Roth expressed outrage over the “apartheid wall” and mock Israeli checkpoints erected on campus during the Jewish New Year, which she first learned about while she was at synagogue last Tuesday. She said she was “surprised to hear, between prayers, whispering’s from my peers: ‘There’s an anti-Israel wall in the middle of the Diag.’”

“To have [such a] display on a day when Israel’s advocates can’t adequately respond is conniving and corrosive to the dialogue many students who are passionate about the conflict have worked so hard to establish,” she wrote, adding that this is but one of many instances in which she felt “excluded from the larger narrative on this campus because of my Jewish identity.”

Students Allied for Freedom and Equality (SAFE) — the anti-Israel group behind the display — “has tactfully chosen to demonize Israel when its Jewish supporters were unable to participate in the conversation.”

Jewish students at the University of Michigan were “deeply offended” by the SAFE demonstration, which is part of Palestine Awareness Month. Those members of the Jewish community who remained on campus during the holiday were “left to cope…without the support of many of their peers,” the school’s student newspaper reported.
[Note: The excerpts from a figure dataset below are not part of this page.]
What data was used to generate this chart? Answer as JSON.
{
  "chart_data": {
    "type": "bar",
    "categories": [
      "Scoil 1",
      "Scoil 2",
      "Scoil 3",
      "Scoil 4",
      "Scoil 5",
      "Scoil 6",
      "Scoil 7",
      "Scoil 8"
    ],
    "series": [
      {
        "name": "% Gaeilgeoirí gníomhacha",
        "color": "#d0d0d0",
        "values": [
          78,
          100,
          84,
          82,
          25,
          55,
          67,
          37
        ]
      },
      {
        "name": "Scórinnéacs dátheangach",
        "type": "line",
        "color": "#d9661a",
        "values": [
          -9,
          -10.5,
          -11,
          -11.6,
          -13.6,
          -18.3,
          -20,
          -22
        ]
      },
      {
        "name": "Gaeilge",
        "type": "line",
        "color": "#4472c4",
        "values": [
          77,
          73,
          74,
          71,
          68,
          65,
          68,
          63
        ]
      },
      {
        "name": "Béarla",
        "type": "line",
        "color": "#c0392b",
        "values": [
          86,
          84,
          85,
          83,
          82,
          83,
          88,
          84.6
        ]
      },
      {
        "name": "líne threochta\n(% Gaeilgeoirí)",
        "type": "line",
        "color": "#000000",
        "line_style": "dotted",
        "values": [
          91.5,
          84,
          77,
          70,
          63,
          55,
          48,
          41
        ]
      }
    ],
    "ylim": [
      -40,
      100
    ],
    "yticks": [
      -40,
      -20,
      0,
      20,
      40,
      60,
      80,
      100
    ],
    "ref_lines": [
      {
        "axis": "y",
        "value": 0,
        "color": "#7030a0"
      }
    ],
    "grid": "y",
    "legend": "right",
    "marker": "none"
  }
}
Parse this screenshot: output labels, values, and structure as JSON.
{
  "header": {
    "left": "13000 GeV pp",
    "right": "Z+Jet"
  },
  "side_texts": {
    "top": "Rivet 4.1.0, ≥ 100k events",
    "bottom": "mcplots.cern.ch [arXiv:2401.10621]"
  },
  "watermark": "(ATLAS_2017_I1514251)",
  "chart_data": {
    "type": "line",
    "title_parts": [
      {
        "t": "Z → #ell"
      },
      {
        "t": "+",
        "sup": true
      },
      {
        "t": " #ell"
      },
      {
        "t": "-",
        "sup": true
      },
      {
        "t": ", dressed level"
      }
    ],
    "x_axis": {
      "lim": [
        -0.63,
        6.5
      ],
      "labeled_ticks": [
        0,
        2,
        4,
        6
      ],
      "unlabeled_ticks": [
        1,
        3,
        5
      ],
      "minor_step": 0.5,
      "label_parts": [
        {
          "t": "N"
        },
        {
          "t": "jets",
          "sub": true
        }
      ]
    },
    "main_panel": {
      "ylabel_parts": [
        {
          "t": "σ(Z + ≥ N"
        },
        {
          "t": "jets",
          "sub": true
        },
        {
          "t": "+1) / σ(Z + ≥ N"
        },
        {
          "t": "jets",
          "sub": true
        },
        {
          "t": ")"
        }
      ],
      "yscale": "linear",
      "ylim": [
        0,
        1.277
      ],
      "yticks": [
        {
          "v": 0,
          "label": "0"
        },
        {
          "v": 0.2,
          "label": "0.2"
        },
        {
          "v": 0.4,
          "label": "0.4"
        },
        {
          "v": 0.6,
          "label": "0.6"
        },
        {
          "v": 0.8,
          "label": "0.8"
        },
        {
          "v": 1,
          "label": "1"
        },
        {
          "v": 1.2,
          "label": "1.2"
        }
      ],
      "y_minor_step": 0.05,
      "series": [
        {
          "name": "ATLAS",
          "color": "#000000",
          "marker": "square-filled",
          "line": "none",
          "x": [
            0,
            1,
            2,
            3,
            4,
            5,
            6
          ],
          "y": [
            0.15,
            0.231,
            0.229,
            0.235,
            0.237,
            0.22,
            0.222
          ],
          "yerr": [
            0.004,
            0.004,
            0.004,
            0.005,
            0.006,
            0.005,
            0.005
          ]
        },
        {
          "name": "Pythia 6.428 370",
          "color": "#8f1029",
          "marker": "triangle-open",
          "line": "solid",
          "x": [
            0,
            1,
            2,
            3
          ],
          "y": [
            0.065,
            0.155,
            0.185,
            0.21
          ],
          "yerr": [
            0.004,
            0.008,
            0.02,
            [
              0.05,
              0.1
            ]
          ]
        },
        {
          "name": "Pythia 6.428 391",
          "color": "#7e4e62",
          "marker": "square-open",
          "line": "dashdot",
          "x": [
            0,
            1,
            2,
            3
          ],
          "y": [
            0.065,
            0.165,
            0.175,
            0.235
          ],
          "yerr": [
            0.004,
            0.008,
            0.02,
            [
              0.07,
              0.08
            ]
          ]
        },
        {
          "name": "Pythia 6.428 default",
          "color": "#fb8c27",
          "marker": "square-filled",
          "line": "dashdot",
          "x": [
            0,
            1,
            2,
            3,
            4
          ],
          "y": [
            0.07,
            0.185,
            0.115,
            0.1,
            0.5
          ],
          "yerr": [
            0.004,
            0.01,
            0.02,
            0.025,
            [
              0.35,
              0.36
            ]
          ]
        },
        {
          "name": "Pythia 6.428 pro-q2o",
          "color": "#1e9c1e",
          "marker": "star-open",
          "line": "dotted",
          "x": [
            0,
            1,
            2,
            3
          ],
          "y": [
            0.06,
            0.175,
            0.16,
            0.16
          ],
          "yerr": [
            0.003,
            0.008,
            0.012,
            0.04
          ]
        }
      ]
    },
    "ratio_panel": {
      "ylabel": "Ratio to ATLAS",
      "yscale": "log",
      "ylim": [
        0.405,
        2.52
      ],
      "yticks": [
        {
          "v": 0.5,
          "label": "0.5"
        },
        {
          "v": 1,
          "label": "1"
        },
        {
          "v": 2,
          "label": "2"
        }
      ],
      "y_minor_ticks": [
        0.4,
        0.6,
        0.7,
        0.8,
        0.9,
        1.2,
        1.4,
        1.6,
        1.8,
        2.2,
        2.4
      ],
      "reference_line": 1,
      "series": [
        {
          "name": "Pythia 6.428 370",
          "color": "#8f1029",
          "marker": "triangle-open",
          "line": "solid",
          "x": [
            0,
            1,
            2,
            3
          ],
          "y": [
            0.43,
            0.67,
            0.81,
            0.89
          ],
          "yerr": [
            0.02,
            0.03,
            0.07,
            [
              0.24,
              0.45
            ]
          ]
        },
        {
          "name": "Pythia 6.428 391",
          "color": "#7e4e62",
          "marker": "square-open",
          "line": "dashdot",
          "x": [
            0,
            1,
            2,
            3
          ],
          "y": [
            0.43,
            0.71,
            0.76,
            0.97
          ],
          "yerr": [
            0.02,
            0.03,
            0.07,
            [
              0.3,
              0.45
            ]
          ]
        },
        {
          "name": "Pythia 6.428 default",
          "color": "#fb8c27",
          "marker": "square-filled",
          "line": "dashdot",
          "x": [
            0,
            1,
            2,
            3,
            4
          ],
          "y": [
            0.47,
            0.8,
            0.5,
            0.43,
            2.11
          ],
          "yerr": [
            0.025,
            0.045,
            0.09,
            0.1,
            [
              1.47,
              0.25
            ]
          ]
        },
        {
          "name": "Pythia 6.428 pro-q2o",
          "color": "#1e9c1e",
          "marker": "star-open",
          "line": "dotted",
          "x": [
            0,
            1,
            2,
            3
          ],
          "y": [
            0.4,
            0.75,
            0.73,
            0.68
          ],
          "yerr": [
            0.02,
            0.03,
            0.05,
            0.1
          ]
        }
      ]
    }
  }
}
In response to the anti-Israel demonstration, students launched a petition calling on the school’s president, Dr. Mark Schlissel, to condemn the event and its props, writing in part, “We speak on behalf of many students in the Jewish and pro-Israel campus communities and we write that yesterday we felt ostracized and excluded as many of us sat in synagogue unable to share our stories.”

This is not the first time SAFE has sparked controversy at the University of Michigan. In 2015, the group filed an ethics complaint against a Jewish member of the student government, after he voiced criticism of an anti-Israel protest. Following a probe, the Central Student Government decided it would not seek disciplinary measures against him.